Thursday, March 28, 2019

Marriage Should Not Displace Friendship

That Genesis describes marriage as being a major solution to human solitude does not exclude friendships from performing the same function.  A person can live without marital relationship and still be relationally fulfilled thanks to nonromantic social bonds--including those present in platonic opposite gender friendships.  Nevertheless, it is easy to find people who are delusional enough to genuinely think that relational closeness with one member of the opposite gender limits or prevents closeness with another.

Nothing about sharing emotional and even physical intimacy with friends of the opposite gender detracts from or excludes having a marital relationship.  It is not as if individual men and women have only a limited amount of affection to bestow upon people of the opposite gender, nor is it true that a married person who enjoys deep emotional closeness with friends of the opposite gender has betrayed their spouse.  Neither type of relationship threatens the existence of the other; both are fully capable of flourishing simultaneously.

In the context of cultures that discourage non-romantic intimacy between men and women outside of family relationships, extramarital opposite gender friendships do not communicate marital weakness, but marital security.  It often takes intelligence, strength, and perhaps even courage to disregard cultural norms and endure the pathetic concerns of ignorant observers.  Consequently, that a married person has close opposite gender friends might signify a strong marriage.  Marriage does not and should not displace friendship.

Finding quality friendships is often difficult enough without the sexism of one spouse demanding that the other deprive himself or herself of cross-gender friendships, a decision that significantly restricts their pool of potential friends.  Anyone who is not satisfied with their romantic relationship unless their significant other does not have friendships with the other gender is not worthy of having a romantic relationship to begin with.  It is always amusing to see which arbitrary, controlling, petty measures some people will go to in order to feel artificially secure.

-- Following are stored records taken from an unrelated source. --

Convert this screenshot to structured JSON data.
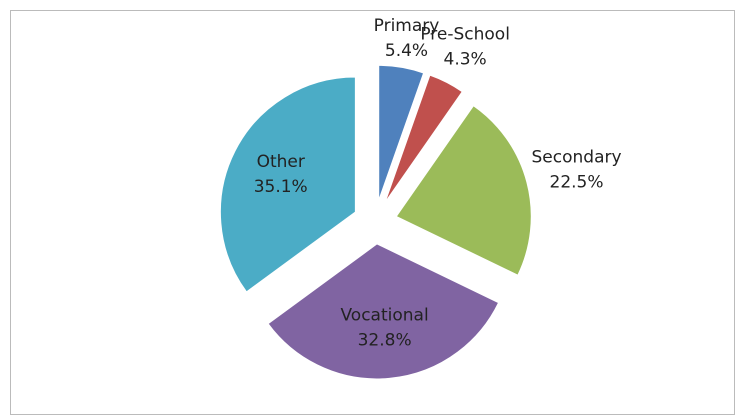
{
  "chart_data": {
    "type": "pie",
    "categories": [
      "Primary",
      "Pre-School",
      "Secondary",
      "Vocational",
      "Other"
    ],
    "values": [
      5.4,
      4.3,
      22.5,
      32.8,
      35.1
    ],
    "value_labels": [
      "5.4%",
      "4.3%",
      "22.5%",
      "32.8%",
      "35.1%"
    ],
    "colors": [
      "#4f81bd",
      "#c0504d",
      "#9bbb59",
      "#8064a2",
      "#4bacc6"
    ],
    "exploded": true
  }
}
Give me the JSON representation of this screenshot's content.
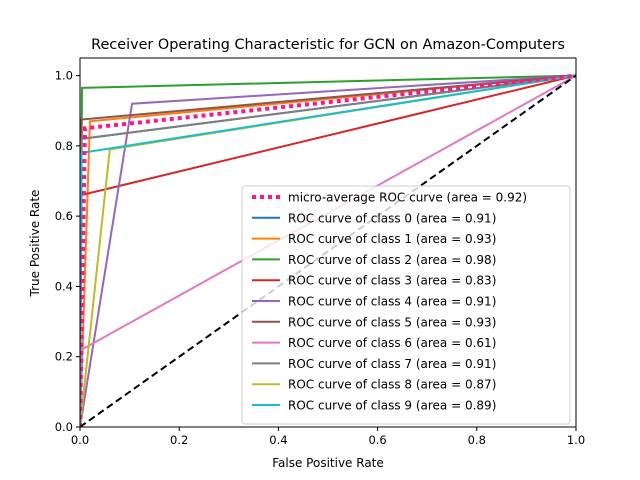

Instead of embracing basic rationality, many people, especially Christians, are egoistic enough to sincerely believe that their significant others owe them the totality of their emotional intimacy with the opposite gender (several family relationships being the usual exceptions).  Imagine if parents thought their children should not develop intimate relationships with people outside of their families!  Would the same people who oppose friendship with the other gender while in a romantic relationship approve of such idiocy?  The hypocrisy and arbitrariness of the average person's worldview are immense.  Stupidity is a common ailment, and there is no aspect of Western society that is safe from its ravages.